Cosa diversa e scenari diametralmente mutati potrebbero uscire dal ballottaggio tra Raggi e Meloni, tra Raggi e Giachetti, ed in ultima analisi, anche se solo per proporla come provocazione ai nostri lettori, tra Giachetti e Meloni e tra Marchini e la Raggi. Nel primo caso, con ogni probabilità ed al netto di ulteriori infortuni dell’avvocatessa grillina, sarebbe proprio lei a conquistare la poltrona di primo cittadino di Roma Capitale. Le dinamiche dell’elettorato sono tutte a suo favore. Non è infatti assolutamente ipotizzabile una fuga dell’elettorato centrista, di centrosinistra e sinistra radicale, verso la Meloni.

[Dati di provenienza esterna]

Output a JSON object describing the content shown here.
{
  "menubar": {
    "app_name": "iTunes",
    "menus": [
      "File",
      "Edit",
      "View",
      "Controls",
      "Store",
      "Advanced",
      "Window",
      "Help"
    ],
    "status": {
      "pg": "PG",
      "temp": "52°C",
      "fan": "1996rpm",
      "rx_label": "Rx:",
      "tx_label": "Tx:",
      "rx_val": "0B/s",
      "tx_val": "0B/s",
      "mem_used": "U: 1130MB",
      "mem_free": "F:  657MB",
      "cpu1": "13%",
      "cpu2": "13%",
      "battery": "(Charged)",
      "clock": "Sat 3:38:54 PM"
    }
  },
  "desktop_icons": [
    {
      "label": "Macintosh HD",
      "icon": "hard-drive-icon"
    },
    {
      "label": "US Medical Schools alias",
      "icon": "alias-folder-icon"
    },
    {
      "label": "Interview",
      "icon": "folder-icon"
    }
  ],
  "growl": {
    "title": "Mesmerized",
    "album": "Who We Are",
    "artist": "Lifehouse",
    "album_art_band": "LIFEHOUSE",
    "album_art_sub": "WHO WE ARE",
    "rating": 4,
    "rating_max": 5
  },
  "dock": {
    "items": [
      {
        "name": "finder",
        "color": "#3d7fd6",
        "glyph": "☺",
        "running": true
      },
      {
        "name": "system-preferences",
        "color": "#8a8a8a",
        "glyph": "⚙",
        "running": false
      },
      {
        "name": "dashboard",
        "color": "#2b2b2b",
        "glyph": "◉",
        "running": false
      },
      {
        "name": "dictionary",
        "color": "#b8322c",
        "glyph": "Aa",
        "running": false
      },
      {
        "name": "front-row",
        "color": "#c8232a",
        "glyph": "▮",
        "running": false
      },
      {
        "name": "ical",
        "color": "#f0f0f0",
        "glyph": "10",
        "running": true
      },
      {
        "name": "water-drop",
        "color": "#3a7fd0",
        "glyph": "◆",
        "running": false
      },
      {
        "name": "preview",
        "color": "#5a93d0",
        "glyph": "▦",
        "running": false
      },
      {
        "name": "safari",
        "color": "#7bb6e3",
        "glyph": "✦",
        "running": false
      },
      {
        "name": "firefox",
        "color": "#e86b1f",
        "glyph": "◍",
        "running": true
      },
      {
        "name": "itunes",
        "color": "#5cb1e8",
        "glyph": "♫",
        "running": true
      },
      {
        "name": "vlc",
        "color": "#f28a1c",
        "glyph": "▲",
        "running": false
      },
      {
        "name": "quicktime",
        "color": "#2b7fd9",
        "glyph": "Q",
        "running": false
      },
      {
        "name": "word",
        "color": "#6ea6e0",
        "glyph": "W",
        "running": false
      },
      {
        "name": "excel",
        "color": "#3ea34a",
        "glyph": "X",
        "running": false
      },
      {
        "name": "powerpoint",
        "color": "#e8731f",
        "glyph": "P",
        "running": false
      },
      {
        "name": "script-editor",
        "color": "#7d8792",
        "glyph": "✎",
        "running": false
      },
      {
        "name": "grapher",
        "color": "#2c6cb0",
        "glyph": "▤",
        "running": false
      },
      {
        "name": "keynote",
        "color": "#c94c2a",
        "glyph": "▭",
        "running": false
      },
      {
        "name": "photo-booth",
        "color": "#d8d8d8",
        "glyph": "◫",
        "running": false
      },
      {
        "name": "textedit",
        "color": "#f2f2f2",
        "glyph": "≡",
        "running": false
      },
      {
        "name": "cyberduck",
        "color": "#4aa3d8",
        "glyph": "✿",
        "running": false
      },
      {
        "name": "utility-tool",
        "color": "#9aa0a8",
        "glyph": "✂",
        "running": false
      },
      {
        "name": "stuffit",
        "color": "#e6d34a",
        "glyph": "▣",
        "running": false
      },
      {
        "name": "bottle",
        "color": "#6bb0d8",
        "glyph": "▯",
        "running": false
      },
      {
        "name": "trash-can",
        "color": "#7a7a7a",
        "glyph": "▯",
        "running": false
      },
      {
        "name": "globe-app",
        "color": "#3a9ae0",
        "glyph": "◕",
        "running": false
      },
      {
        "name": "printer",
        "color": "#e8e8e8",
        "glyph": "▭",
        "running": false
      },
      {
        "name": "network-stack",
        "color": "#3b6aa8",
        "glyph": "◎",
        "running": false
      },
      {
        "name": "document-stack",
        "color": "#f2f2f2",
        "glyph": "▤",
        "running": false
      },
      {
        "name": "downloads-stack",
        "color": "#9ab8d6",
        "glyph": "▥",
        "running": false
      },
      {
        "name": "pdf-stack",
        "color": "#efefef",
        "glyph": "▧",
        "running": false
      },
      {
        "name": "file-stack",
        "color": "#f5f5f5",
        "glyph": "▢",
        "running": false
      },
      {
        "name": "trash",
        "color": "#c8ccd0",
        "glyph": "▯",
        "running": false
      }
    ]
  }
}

Tutti o quasi i voti in libera uscita di Giachetti, Fassina, dei simpatizzanti dell’ex sindaco Marino sarebbero destinati a finire nel canestro della Raggi. Scenari diversi nel confronto tra Raggi e Giachetti. In questo caso, una buona parte dell’elettorato della destra finirebbe nella pancia della Raggi, con poche briciole, forse qualche elettore di centro marchiniano, per il vicepresidente della Camera. Nella terza ipotesi, quella del ballottaggio tra Giachetti e Meloni, netto sarebbe il vantaggio per il candidato del Pd, che incasserebbe il voto moderato e centrista, buona parte o tutto quello dell’elettorato schierato con Fassina e Ignazio Marino, alcune frange di chi aveva scelto Bertolaso al primo turno. Per la Meloni sarebbe solo una difesa d’ufficio del bunker FdI-Lega da giocare successivamente nella partita con Berlusconi. Altro scenario, ma visti i numeri del sondaggio, decisamente impraticabile nella realtà, ovvero i ballottaggi tra Marchini e la Raggi, o tra Bertolaso e sempre la Raggi. Se si realizzasse questa ipotesi, tutto potrebbe finire con una vittoria per pochi punti percentuali. Decisamente favoriti  sia Marchini che Bertolaso. I voti della componente moderata del Pd potrebbero infatti cementarsi con quelli di una larga parte del centrodestra, quasi a certificare quello che ipotizzavano alcuni autorevoli organi di stampa, con la ‘storiella’ che sia Marchini che Bertolaso ed anche lo stesso Giachetti potrebbero fare carte false per imporre la sconfitta alla Raggi. Quel che è comunque certo è che la Raggi è in vantaggio su tutti gli altri competitor ed alla data del 27 aprile 2016 potrebbe anche diventare sindaco di Milano, pardon, di Roma Capitale, sempre che il giovane e supremo leader Casaleggio jr esprima il suo consenso, magari con una posta certificata.